Irish renewable technology company SuperNode is investing €40m into research and development of new superconducting cables to boost Ireland’s transition to net-zero carbon emissions.
In an announcement today (18 July), the Dublin-based company founded by Dr Eddie O’Connor and Mainstream Renewable Power said it will use the investment to design and manufacture high temperature superconducting cable systems that can transfer renewable electricity with reduced losses, costs and footprint compared to conventional cable technology.
SuperNode said it uses liquid nitrogen to cool its cables to cryogenic temperatures and into a state of superconductivity, enabling “incredibly efficient and high-density” power transfer – up to five times more power than conventional cables at much lower voltage levels.
The superconducting cables are expected to be commercially available by the end of the decade.
Minister for Enterprise, Trade and Employment Simon Coveney, TD, said the technology will be a key advancement to enable the renewable energy transition in Ireland.

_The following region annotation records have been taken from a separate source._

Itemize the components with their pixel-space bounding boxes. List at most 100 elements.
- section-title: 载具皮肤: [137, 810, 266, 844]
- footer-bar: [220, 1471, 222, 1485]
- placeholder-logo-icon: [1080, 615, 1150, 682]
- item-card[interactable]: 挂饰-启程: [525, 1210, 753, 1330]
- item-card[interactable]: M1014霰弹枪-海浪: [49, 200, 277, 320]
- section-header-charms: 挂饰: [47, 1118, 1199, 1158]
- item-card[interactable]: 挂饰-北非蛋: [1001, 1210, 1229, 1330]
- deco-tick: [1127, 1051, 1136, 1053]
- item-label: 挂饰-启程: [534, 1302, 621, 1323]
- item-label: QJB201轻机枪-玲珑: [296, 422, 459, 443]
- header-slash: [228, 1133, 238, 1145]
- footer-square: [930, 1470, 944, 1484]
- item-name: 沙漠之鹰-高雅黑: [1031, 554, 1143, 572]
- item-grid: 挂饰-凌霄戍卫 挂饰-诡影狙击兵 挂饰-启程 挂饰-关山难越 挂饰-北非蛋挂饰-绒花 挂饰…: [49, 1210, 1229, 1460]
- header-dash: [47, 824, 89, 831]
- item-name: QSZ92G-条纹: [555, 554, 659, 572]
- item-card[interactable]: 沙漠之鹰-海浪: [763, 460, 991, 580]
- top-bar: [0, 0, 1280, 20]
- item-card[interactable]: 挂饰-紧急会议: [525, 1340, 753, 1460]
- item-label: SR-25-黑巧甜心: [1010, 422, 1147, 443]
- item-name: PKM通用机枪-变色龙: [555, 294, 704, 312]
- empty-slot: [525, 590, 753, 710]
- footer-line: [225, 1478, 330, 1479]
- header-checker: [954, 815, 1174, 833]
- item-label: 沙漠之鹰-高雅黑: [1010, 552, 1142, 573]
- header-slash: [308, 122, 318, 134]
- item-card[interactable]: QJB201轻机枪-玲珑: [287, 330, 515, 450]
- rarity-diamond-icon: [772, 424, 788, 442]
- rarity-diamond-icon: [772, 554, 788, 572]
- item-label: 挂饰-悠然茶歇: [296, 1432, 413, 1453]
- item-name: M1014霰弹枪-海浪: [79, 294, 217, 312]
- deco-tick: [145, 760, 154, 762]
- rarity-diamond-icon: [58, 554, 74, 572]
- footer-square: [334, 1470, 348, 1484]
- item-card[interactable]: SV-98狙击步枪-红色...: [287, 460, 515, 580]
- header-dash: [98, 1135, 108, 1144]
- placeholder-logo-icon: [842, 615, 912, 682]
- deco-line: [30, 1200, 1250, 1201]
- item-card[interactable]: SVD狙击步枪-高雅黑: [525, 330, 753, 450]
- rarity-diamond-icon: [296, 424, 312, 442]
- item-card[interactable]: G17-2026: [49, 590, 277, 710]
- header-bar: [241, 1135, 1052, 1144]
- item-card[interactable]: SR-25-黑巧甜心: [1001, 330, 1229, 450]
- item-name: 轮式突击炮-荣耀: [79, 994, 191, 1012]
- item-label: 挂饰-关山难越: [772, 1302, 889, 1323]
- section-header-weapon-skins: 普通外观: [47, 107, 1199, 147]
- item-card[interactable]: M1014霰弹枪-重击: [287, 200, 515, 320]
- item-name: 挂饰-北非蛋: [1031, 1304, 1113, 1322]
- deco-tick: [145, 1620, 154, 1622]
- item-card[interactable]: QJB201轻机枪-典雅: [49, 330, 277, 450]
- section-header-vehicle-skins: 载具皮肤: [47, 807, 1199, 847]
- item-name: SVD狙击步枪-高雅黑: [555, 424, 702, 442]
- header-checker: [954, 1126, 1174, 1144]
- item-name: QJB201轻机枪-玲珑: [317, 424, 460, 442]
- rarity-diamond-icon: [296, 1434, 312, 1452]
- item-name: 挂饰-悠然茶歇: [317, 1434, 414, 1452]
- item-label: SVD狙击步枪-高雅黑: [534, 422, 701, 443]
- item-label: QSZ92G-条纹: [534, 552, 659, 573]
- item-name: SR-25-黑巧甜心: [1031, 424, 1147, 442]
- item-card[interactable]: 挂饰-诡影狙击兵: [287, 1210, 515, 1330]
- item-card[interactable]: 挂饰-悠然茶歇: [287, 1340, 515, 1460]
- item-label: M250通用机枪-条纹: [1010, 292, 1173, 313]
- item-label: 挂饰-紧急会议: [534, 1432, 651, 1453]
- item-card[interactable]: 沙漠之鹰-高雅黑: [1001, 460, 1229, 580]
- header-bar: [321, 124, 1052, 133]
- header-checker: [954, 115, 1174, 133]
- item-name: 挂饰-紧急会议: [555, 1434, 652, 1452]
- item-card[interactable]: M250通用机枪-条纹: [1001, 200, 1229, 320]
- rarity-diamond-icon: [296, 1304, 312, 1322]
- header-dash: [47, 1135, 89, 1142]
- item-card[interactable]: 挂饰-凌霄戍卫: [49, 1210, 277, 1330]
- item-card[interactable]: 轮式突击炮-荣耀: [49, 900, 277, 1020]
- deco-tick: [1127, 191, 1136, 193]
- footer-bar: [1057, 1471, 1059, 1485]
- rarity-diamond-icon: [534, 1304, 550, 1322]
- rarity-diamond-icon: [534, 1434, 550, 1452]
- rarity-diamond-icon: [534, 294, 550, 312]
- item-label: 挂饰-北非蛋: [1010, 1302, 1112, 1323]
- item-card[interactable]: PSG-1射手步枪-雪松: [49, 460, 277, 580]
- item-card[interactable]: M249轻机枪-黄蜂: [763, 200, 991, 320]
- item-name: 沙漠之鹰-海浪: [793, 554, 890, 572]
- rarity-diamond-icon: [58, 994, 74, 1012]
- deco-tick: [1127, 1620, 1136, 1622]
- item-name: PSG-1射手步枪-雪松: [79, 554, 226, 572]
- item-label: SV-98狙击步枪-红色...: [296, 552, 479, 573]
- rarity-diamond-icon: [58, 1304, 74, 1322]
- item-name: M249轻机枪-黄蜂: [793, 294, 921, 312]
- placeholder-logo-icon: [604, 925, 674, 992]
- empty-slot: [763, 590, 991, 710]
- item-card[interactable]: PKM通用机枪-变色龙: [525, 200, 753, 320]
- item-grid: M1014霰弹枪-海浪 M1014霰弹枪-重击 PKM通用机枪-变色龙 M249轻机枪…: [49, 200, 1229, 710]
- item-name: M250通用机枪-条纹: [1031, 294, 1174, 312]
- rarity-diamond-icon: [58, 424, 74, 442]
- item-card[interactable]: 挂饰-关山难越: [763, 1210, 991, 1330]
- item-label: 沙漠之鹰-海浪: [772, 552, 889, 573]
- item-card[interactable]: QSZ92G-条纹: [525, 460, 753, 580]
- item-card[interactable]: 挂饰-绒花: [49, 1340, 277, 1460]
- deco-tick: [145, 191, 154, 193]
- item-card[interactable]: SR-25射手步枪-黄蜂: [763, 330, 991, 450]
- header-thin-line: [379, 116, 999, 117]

“It is another step towards a green and cleaner environment for us all, and as a government, we support and encourage green initiatives that work towards our sustainable development goals,” Coveney said. “[The] technology will be key to enabling growth in Ireland’s renewable energy network.”
The latest investment was supported by the Government through IDA Ireland. Earlier this year, the company secured €16m in funding from its shareholders O’Connor and Norwegian green investment group Aker Horizons, both co-owners of the business.
SuperNode CEO John Fitzgerald said today that IDA Ireland’s support towards the “advancement of our ground-breaking” superconducting transmission technology “reinforces” the Irish Government’s mission to address climate change effectively.
“With the right support from Government, Ireland can become a European hub for critical grid and renewable energy enabling technologies. SuperNode is excited for the opportunities that lay ahead,” Fitzgerald said.
In April, the company struck a major deal with CERN, the European Organisation for Nuclear Research, to collaborate on improving SuperNode’s superconducting cable systems to significantly improve energy transmission across long distances.
As part of the agreement, CERN’s expertise in cryogenics and vacuum is being used to test and analyse sample materials and subsystems for their suitability in SuperNode’s technology.